My interest got sparked when I understood how macros work in elixir, and how powerful of concept that is. I’ve used those concepts in some interesting binary parsing libraries. The limitation of course is clear, the syntax must abide to elixir parser rules, but in general this covers 99% of my DSL needs.
Taking in consideration that I also had courses at university covering the topic of grammars, I think the topic is either too academical or complex for my liking, or there is a steep learning curve until you understand the practical application correctly.
I am absolutely not a fan or regex, even to this day I try to avoid it whenever possible and thank God for platforms that let you try regex with inputs .
Just from the praise above, I will try PEG when I will have some free time, it seems much more friendly compared to the alternatives.
Thanks to @ityonemo for the library and @tj0 for bringing this up the forum. It sure looks like a better way than long indecipherable regular expressions. I have two questions once I start exploring:
are there examples of how post_traverse work? (My attempts have only yielded some obscure CaseClauseError)
I noted that there is a Pegasus.Components module. How is this supposed to be used?
Sounds like a bug if you’re getting caseclause error. Can you put an issue up with a repro?
Pegasus.Component is an internal tool that is used to help parse PEG grammars, those functions generate nimbleparsec definitions that are used internally by Pegasus.
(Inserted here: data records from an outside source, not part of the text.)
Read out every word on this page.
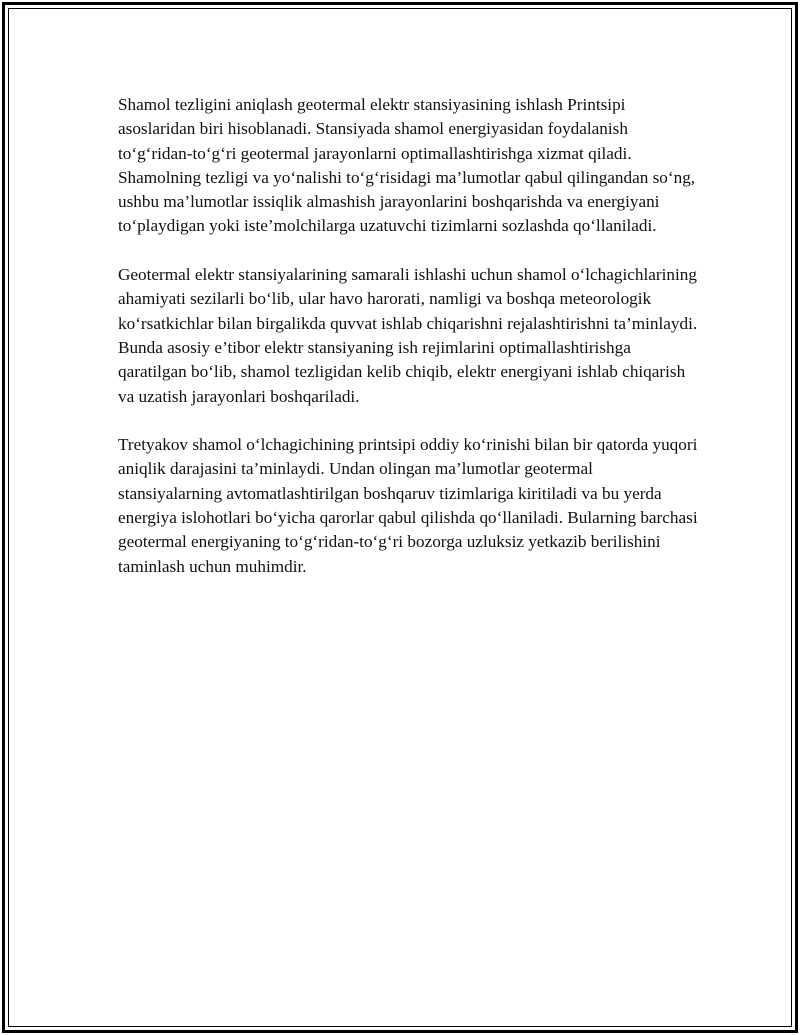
Shamol tezligini aniqlash geotermal elektr stansiyasining ishlash Printsipi asoslaridan biri hisoblanadi. Stansiyada shamol energiyasidan foydalanish to‘g‘ridan-to‘g‘ri geotermal jarayonlarni optimallashtirishga xizmat qiladi. Shamolning tezligi va yo‘nalishi to‘g‘risidagi ma’lumotlar qabul qilingandan so‘ng, ushbu ma’lumotlar issiqlik almashish jarayonlarini boshqarishda va energiyani to‘playdigan yoki iste’molchilarga uzatuvchi tizimlarni sozlashda qo‘llaniladi.

Geotermal elektr stansiyalarining samarali ishlashi uchun shamol o‘lchagichlarining ahamiyati sezilarli bo‘lib, ular havo harorati, namligi va boshqa meteorologik ko‘rsatkichlar bilan birgalikda quvvat ishlab chiqarishni rejalashtirishni ta’minlaydi. Bunda asosiy e’tibor elektr stansiyaning ish rejimlarini optimallashtirishga qaratilgan bo‘lib, shamol tezligidan kelib chiqib, elektr energiyani ishlab chiqarish va uzatish jarayonlari boshqariladi.

Tretyakov shamol o‘lchagichining printsipi oddiy ko‘rinishi bilan bir qatorda yuqori aniqlik darajasini ta’minlaydi. Undan olingan ma’lumotlar geotermal stansiyalarning avtomatlashtirilgan boshqaruv tizimlariga kiritiladi va bu yerda energiya islohotlari bo‘yicha qarorlar qabul qilishda qo‘llaniladi. Bularning barchasi geotermal energiyaning to‘g‘ridan-to‘g‘ri bozorga uzluksiz yetkazib berilishini taminlash uchun muhimdir.
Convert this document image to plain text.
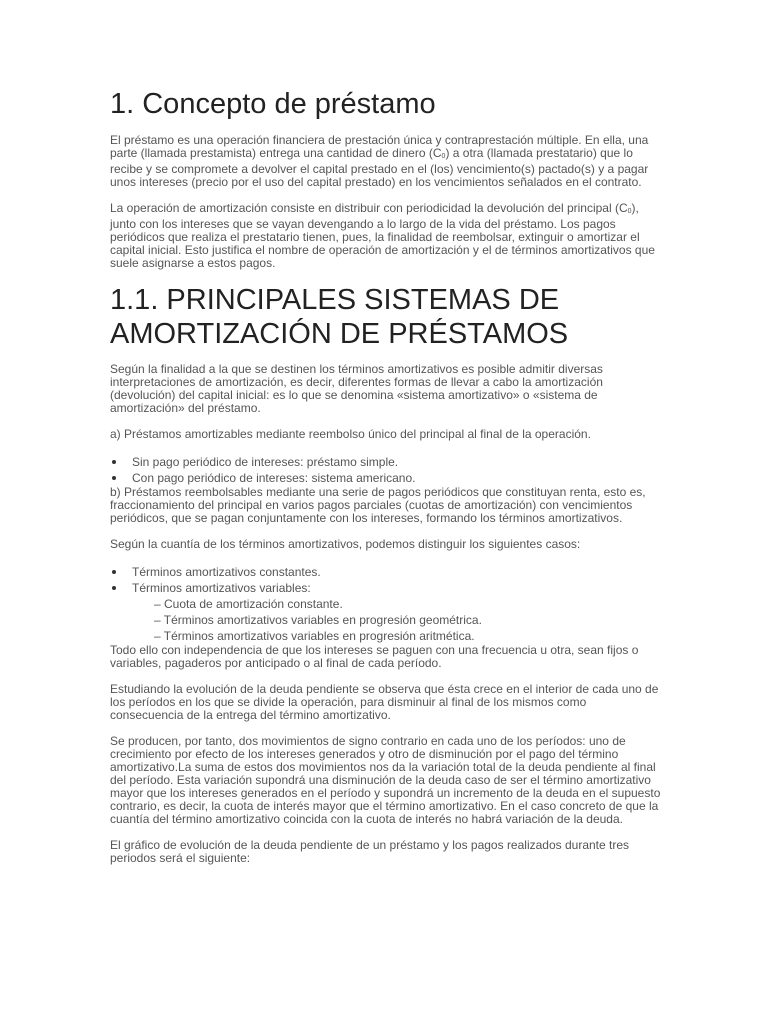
1. Concepto de préstamo

El préstamo es una operación financiera de prestación única y contraprestación múltiple. En ella, una parte (llamada prestamista) entrega una cantidad de dinero $(C_0)$ a otra (llamada prestatario) que lo recibe y se compromete a devolver el capital prestado en el (los) vencimiento(s) pactado(s) y a pagar unos intereses (precio por el uso del capital prestado) en los vencimientos señalados en el contrato.

La operación de amortización consiste en distribuir con periodicidad la devolución del principal $(C_0)$, junto con los intereses que se vayan devengando a lo largo de la vida del préstamo. Los pagos periódicos que realiza el prestatario tienen, pues, la finalidad de reembolsar, extinguir o amortizar el capital inicial. Esto justifica el nombre de operación de amortización y el de términos amortizativos que suele asignarse a estos pagos.

1.1. PRINCIPALES SISTEMAS DE AMORTIZACIÓN DE PRÉSTAMOS

Según la finalidad a la que se destinen los términos amortizativos es posible admitir diversas interpretaciones de amortización, es decir, diferentes formas de llevar a cabo la amortización (devolución) del capital inicial: es lo que se denomina «sistema amortizativo» o «sistema de amortización» del préstamo.

a) Préstamos amortizables mediante reembolso único del principal al final de la operación.

Sin pago periódico de intereses: préstamo simple.
Con pago periódico de intereses: sistema americano.

b) Préstamos reembolsables mediante una serie de pagos periódicos que constituyan renta, esto es, fraccionamiento del principal en varios pagos parciales (cuotas de amortización) con vencimientos periódicos, que se pagan conjuntamente con los intereses, formando los términos amortizativos.

Según la cuantía de los términos amortizativos, podemos distinguir los siguientes casos:

Términos amortizativos constantes.
Términos amortizativos variables:
– Cuota de amortización constante.
– Términos amortizativos variables en progresión geométrica.
– Términos amortizativos variables en progresión aritmética.

Todo ello con independencia de que los intereses se paguen con una frecuencia u otra, sean fijos o variables, pagaderos por anticipado o al final de cada período.

Estudiando la evolución de la deuda pendiente se observa que ésta crece en el interior de cada uno de los períodos en los que se divide la operación, para disminuir al final de los mismos como consecuencia de la entrega del término amortizativo.

Se producen, por tanto, dos movimientos de signo contrario en cada uno de los períodos: uno de crecimiento por efecto de los intereses generados y otro de disminución por el pago del término amortizativo.La suma de estos dos movimientos nos da la variación total de la deuda pendiente al final del período. Esta variación supondrá una disminución de la deuda caso de ser el término amortizativo mayor que los intereses generados en el período y supondrá un incremento de la deuda en el supuesto contrario, es decir, la cuota de interés mayor que el término amortizativo. En el caso concreto de que la cuantía del término amortizativo coincida con la cuota de interés no habrá variación de la deuda.

El gráfico de evolución de la deuda pendiente de un préstamo y los pagos realizados durante tres periodos será el siguiente:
I was messing around a bit more, here’s an incomplete example of json parsing with PEG (a few post_traverse functions are missing). If you don’t tag or collect, the data comes in reverse. When collected/tagged, it is a charlist. There are quite a few post_traverse functions in here.
Also, for the curious, it doesn’t come close to the performance of Jason. Haven’t had a chance to do any profiling, so not sure where the bottlenecks are, but let’s be honest, having a human-readable grammar for JSON is pretty incredible.
Thanks for the examples. Having seen this I went back to NimbleParsec docs — I didn’t pick up that post_traverse() needs to return {rest, List.t(), context}, and had it return a map instead. Maybe some Livebook tutorials may be helpful; I’ll see if I can build something after I’ve gotten more familiar.
Edit I had been parsing SVG path drawing instructions with very ugly regexes, with a series of
I expected a return for :cjk_char of ["我"], ["三"], and ["a"], but instead received:
[<<230>>]
[<<228>>]
["a"]
I think this is matching the char, but collecting only the first bit. Is this expected behaviour (in which case is it possible to work with non-alphanumeric ranges?)?